Recently, DeepSeek released a new multimodal model—DeepSeek-OCR—on the AI open-source platform Hugging Face, sparking widespread discussion within the industry.
On Huawei’s academic platform “Huang Danian Tea House,” technical experts highlighted that the efficient decoding of the model’s core component—the visual encoder—provides a clear technical pathway for integrating optical computing and quantum computing into the LLM (large language model) field.
On October 29, a representative from Turing Quantum told the 21st Century Business Herald that DeepSeek-OCR can more effectively leverage the high parallelism and low power consumption advantages of optical computing. They believe that applications combining optical computing chips and large models will emerge soon.
A Breakthrough in Optical Compression
Context length has long been a major bottleneck affecting the performance of large models. If the context window is too small, the model cannot fully process user inputs (such as articles), which impacts reasoning accuracy.
To address this issue, various techniques such as sparse attention and retrieval-augmented generation have been proposed. This time, DeepSeek introduced the “Contexts Optical Compression” technique, which treats text as images to achieve efficient information compression—theoretically enabling infinite context.
Qiao Nan, a technical expert on Huang Danian Tea House, believes that the new model from DeepSeek essentially simulates the human brain’s forgetting mechanism.
By processing text as images, it achieves 7–20 times token compression. For example, one page of text typically requires 2,000–5,000 text tokens, but after conversion to an image, it only needs 200–400 visual tokens. At 10x compression, 97% decoding accuracy is maintained, while at 20x compression, 60% accuracy is retained. This is the key to implementing the LLM Memory forgetting mechanism.
According to Qiao Nan, by rendering historical context from multi-turn conversations into images, LLMs can forget like humans. Recent conversations (within k rounds) remain in high-resolution text form, while older history (beyond k rounds) is compressed into images. Over time, these “memory images” can be progressively downsampled or reduced (becoming blurrier), occupying fewer tokens and simulating the biological forgetting curve in human memory—where recent information remains clear, and distant information naturally fades.
The Turing Quantum representative also stated, “DeepSeek-OCR technology renders text as images and processes them as visual information, significantly reducing the number of data segmentation and assembly operations, thereby lowering the overall computational load. This data encoding mechanism reduces the direct pressure on backend computing hardware (whether electronic or optical chips) in terms of scale and precision.”
Furthermore, regarding optical computing, the representative added, “(This model) can also reduce the number of photoelectric conversions, allowing the high parallelism and low power consumption advantages of optical computing to be more effectively utilized. We believe that applications combining optical computing chips and large models will soon emerge.”

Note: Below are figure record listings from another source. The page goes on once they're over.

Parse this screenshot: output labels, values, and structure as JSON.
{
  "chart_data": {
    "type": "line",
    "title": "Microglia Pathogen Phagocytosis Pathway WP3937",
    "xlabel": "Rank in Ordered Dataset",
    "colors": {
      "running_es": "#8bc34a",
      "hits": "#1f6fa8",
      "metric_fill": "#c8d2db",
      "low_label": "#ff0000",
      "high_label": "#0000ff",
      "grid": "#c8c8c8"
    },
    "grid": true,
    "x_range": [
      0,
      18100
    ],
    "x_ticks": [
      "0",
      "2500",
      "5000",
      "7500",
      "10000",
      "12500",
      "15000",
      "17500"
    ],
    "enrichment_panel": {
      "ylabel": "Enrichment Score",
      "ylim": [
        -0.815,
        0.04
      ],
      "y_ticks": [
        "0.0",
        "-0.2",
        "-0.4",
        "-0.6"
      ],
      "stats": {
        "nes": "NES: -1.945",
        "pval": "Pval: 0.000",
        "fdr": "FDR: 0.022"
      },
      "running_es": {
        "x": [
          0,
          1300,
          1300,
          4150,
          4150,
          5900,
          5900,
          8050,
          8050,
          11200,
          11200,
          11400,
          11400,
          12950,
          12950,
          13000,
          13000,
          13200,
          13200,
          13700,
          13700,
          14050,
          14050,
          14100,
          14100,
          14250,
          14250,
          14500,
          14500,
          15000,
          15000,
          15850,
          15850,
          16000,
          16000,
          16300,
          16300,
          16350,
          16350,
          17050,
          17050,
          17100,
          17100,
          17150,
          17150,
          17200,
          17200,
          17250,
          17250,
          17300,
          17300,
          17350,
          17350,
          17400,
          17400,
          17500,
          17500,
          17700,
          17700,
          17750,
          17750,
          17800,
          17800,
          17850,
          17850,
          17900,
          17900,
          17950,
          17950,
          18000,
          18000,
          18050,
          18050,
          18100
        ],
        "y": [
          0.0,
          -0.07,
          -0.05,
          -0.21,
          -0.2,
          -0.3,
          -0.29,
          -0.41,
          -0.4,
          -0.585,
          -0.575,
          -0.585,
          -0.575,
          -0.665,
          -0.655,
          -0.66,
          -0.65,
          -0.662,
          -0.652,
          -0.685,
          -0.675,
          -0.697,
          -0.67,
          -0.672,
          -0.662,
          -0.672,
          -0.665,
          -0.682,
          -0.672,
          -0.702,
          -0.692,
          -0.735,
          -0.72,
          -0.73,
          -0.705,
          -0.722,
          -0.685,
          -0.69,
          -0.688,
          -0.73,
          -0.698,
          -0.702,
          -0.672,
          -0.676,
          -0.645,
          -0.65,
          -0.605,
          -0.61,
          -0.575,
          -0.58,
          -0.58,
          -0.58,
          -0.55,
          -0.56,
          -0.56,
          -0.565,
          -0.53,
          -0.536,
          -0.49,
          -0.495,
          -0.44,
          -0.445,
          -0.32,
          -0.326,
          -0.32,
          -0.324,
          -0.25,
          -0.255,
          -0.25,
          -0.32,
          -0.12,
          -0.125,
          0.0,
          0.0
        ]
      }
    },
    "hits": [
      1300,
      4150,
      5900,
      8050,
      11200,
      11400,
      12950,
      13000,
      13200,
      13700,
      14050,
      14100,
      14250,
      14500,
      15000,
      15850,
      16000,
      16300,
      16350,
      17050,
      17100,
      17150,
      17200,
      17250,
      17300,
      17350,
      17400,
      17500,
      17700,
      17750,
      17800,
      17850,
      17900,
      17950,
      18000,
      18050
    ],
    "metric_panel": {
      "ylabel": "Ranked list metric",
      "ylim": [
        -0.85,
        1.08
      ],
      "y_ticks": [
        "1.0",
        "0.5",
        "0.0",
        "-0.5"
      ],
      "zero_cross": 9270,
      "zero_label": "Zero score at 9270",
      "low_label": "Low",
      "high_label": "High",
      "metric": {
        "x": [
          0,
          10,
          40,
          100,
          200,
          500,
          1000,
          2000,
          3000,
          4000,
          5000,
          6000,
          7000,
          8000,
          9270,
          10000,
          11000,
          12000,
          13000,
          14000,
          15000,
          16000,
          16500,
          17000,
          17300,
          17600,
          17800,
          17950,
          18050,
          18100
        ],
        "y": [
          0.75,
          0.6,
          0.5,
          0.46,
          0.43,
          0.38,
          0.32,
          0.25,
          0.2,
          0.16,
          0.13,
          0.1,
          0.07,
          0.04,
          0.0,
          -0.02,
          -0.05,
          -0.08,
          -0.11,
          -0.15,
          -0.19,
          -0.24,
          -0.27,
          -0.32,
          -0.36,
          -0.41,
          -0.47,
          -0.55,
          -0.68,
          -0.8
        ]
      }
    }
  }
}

Possibly Triggering a Hardware Revolution
By transforming text problems into image problems, DeepSeek’s OCR technology may pave the way for optical computing chips to enter the large language model domain.
Optical computing chips are regarded as a promising technology in the “post-Moore’s Law era,” leveraging light-speed transmission, high parallelism, and low power consumption to offer new possibilities for compute-intensive tasks like AI.
Qiao Nan believes that one of the core advantages of optical computing is its ability to perform specific computations, such as Fourier transforms and large-scale parallel processing, at extremely high speeds and with minimal power consumption. Previously, the main obstacle to introducing optical computing was the excessively long sequential context, which optical chips couldn’t handle efficiently. Now, DeepSeek-OCR’s native optical encoding mechanism solves this fundamental issue.
In Qiao Nan’s vision, the DeepEncoder (visual encoder) part of DeepSeek-OCR could become a module ideally executed by an optical coprocessor, while text decoding (the Decoder part) would still be handled by electronic chips (GPU/NPU). Additionally, memory compression (text → image → visual token) could be entirely assigned to optical computing chips, achieving optimal task division.
However, due to limitations in technology, manufacturing, and ecosystem development, optical computing chips are still in the early stages of industrialization.
The Turing Quantum representative mentioned that optical chips currently face two main challenges: First, advanced photoelectric integrated packaging is needed to efficiently integrate light sources, chips, and detection devices on a single chip, ensuring stable collaboration with electronic control units. Second, the software ecosystem for optical computing is not yet mature enough, making large-scale development and optimization of optical computing applications challenging.
It is understood that major domestic players include Xizhi Technology, Turing Quantum, and Guangbenwei, while international companies like Lightmatter, Lumai, and Cerebras Systems are also active in this field.
Turing Quantum has been conducting research around thin-film lithium niobate (TFLN), with full-process capabilities from design, layout, and tape-out to testing and packaging. After years of technological iteration and optimization, the company has achieved large-scale production of TFLN products.
The Turing Quantum representative candidly stated, “Optical computing chips have entered the early lane of industrialization, but it may take another 3–5 years to overcome engineering, cost, and ecosystem challenges before they can compete with GPUs in data centers.”